She’s a fundraising legend (like YOU) taking part in the 2023 Launceston MS Walk Run + Roll.
Hannah’s already smashed her initial $250 fundraising goal raising $445.30 – a number that continues to grow. She’s making a difference for people living with MS.
“I’m hoping to get more funds, leading toward that miracle cure for everybody one day. It’s a fun day out as well as supporting others that have the disease.”
MS is commonly diagnosed right in the prime of life, when people are busy building careers and families.
For Hannah, her daughter was just eight months old when MS struck.
“I would have been 26 years old when I was diagnosed. The major symptom that I had that led to the diagnosis was optic neuritis. I had double vision. I ended up in hospital and they did some tests and said possibly multiple sclerosis or a brain infection.”
Hannah was later sent for an MRI that confirmed multiple sclerosis.
“I had lots of lesions on my brain and spine.”
For Hannah, some experiences she’d had in the past – like numbness in her mouth or a strange feeling on her legs like wearing stockings – all began to make sense as symptoms of MS.
The diagnosis came as a shock.
“It felt horrible. I didn’t know a lot about the disease.

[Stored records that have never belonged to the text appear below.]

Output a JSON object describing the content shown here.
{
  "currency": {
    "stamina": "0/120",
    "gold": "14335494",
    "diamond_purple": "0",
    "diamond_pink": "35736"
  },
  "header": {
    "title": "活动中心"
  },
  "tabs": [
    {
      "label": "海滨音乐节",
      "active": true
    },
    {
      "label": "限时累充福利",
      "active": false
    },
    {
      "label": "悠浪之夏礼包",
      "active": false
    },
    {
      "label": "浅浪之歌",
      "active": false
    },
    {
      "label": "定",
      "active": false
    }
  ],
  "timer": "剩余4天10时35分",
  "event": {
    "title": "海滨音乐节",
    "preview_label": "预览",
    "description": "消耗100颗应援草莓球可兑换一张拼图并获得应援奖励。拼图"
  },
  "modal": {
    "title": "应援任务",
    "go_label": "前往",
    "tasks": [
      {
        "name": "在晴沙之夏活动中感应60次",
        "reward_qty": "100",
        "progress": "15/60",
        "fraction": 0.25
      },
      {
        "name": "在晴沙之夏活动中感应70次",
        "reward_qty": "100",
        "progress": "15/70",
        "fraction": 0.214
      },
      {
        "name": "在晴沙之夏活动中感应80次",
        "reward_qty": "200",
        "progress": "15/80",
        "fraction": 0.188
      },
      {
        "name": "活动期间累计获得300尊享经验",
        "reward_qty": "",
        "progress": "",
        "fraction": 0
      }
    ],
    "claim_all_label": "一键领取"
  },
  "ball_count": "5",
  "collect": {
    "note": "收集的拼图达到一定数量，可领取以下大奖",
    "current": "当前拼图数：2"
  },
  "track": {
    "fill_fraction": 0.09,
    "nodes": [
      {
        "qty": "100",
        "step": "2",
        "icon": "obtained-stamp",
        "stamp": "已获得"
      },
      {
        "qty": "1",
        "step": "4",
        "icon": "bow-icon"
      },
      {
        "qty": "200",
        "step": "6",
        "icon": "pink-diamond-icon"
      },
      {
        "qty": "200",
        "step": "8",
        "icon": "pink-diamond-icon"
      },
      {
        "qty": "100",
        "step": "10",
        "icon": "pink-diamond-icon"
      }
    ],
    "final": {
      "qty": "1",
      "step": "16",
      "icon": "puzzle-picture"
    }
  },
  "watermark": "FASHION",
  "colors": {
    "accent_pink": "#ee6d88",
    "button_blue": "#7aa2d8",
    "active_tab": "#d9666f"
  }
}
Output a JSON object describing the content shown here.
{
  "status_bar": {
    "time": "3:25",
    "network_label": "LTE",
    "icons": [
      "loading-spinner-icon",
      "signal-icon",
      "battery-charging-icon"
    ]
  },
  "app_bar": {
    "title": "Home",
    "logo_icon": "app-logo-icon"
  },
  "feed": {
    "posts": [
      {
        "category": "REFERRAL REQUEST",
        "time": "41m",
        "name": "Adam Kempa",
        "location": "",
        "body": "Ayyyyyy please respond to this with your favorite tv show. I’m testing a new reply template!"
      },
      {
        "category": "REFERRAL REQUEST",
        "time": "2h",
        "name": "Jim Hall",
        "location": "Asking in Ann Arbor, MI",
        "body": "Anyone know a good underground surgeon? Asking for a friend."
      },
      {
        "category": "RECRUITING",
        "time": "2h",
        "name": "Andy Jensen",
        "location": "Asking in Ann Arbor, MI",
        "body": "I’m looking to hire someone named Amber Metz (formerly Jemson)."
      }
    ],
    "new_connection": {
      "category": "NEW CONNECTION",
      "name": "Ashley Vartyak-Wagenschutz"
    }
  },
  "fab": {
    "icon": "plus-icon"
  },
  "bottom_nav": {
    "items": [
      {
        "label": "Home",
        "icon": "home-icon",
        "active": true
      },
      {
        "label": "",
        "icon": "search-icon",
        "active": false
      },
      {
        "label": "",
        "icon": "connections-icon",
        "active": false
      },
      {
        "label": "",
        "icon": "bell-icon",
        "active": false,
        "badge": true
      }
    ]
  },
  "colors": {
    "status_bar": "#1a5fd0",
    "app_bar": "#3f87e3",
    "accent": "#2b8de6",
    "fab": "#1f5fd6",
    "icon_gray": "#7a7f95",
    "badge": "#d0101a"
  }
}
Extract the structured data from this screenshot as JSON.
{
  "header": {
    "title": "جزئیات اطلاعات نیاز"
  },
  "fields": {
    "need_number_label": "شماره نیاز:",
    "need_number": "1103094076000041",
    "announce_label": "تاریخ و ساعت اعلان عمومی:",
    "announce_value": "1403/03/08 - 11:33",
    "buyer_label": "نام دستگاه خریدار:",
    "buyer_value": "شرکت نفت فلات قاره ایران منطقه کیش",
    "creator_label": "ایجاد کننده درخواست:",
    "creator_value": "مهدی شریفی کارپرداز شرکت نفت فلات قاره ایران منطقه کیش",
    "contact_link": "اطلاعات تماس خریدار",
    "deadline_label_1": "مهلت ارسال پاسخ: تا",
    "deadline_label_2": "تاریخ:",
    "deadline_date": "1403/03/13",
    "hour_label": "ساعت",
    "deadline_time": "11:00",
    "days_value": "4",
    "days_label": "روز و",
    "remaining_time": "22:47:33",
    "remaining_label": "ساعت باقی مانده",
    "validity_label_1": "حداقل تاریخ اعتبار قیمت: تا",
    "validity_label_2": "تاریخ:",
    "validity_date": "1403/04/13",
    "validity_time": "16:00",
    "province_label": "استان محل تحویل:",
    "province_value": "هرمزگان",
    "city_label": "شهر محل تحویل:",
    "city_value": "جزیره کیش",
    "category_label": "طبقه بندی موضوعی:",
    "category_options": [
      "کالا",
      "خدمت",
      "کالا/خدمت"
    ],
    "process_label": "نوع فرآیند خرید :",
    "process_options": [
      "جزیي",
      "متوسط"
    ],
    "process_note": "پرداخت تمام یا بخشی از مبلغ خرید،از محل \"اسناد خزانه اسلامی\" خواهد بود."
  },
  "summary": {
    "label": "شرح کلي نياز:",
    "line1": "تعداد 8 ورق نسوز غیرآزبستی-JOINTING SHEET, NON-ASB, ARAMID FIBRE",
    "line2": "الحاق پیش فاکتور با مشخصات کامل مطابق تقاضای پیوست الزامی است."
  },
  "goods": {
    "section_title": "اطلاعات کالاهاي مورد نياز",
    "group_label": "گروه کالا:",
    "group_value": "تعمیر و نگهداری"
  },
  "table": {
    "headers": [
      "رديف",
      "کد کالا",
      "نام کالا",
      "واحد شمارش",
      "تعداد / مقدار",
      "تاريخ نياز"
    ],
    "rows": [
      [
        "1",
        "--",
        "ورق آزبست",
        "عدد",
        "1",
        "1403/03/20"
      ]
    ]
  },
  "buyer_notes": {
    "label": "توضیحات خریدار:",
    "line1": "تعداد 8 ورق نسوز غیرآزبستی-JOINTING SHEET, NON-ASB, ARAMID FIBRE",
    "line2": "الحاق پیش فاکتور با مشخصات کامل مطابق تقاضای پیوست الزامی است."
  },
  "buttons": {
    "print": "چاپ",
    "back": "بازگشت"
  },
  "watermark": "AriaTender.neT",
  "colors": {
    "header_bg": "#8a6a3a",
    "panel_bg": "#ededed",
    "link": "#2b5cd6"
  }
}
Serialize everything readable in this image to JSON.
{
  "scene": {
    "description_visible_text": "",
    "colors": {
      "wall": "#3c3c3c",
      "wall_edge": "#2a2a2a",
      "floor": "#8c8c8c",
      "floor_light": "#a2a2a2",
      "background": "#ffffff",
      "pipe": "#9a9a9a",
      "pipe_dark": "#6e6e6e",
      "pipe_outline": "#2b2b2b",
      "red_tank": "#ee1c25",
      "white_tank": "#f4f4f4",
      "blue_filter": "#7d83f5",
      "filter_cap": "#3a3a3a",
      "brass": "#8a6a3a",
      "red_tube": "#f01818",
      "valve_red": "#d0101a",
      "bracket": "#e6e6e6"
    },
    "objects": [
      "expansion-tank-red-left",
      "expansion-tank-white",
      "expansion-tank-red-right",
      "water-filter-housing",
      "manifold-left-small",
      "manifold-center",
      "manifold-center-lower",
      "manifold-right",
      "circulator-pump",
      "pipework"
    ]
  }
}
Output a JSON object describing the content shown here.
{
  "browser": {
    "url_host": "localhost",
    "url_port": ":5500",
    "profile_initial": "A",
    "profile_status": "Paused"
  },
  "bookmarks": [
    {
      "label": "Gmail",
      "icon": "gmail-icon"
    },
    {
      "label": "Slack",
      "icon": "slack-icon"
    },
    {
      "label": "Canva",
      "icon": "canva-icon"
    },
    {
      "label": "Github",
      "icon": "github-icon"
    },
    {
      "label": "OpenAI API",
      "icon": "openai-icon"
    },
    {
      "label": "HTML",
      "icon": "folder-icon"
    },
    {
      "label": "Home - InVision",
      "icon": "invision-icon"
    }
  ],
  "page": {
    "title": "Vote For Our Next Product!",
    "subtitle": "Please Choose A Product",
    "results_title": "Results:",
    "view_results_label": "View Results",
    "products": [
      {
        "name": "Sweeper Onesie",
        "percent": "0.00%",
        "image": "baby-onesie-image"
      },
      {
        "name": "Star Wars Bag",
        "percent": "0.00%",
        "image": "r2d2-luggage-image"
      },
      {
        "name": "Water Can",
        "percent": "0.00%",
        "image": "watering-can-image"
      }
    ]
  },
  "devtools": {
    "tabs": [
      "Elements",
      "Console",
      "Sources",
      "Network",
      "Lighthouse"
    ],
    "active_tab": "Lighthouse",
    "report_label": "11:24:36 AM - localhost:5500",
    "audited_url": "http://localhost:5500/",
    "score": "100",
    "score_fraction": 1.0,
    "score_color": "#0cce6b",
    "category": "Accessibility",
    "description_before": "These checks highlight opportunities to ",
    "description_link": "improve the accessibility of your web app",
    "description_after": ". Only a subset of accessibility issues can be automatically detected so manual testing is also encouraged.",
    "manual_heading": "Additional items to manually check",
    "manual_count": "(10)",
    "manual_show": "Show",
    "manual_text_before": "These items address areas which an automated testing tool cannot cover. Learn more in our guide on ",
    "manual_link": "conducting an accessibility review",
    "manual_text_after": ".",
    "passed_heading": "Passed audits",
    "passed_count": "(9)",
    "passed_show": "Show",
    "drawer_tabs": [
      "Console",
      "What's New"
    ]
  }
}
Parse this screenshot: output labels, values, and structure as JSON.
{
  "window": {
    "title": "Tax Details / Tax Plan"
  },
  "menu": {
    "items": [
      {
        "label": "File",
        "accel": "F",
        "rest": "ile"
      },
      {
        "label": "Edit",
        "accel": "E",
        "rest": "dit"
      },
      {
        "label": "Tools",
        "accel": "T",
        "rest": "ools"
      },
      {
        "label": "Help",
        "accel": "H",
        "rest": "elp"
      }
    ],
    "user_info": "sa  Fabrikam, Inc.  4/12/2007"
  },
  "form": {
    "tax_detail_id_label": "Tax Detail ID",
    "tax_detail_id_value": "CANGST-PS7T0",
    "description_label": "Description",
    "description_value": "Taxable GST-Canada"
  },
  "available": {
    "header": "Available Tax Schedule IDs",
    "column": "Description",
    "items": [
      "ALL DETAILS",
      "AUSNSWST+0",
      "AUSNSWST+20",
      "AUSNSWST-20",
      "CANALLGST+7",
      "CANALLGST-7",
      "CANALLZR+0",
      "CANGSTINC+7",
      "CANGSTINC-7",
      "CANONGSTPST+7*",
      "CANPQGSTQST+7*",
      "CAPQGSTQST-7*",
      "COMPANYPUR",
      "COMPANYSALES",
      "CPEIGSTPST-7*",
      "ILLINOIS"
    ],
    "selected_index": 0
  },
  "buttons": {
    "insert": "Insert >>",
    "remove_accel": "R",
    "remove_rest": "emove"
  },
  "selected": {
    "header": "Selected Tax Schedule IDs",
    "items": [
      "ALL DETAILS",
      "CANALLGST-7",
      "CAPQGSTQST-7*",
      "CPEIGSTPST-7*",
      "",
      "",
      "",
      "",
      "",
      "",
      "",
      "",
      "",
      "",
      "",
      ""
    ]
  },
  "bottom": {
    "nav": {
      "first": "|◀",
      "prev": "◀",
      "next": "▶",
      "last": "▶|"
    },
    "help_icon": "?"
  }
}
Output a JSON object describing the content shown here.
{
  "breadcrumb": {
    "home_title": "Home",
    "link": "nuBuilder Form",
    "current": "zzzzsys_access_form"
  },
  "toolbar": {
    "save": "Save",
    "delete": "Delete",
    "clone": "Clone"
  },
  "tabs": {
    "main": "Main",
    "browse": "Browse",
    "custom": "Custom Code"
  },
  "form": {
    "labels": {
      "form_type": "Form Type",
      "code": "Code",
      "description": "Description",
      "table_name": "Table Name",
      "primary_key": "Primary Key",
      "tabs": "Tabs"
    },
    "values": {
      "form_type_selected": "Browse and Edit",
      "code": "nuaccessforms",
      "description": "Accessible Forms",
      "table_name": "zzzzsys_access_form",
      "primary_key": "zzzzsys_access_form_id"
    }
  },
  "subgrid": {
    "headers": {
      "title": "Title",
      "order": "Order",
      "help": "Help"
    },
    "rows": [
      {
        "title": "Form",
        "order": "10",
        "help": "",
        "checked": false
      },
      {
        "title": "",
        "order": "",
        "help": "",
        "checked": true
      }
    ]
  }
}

When I was diagnosed I was a bit heartbroken and fell in a bit of a heap.”
Hannah’s had one major relapse since.
“My legs and my left side was like a feeling of being in the snow and then you put your body under the warm water – times a thousand. I could stand, but the pain was excruciating and I couldn’t feel my feet.”
Thanks to treatment Hannah’s symptoms resolved but she still lives with the daily impact of fatigue and brain fog.
Hannah describes herself as keeping a positive attitude and being stubborn that she won’t let MS stop her.
“Most people wouldn’t know I had MS. I’d just love it if there was more awareness around invisible illnesses.”
Hannah wants other fundraisers to know their effort means so much to her.
“Every dollar that people raise, it means the world to people that suffer with the disease. You don’t realise how much you take for granted until you can’t do a simple thing. I think it’s amazing and I just wish we could raise more. It means the world to everybody suffering with a debilitating disease.”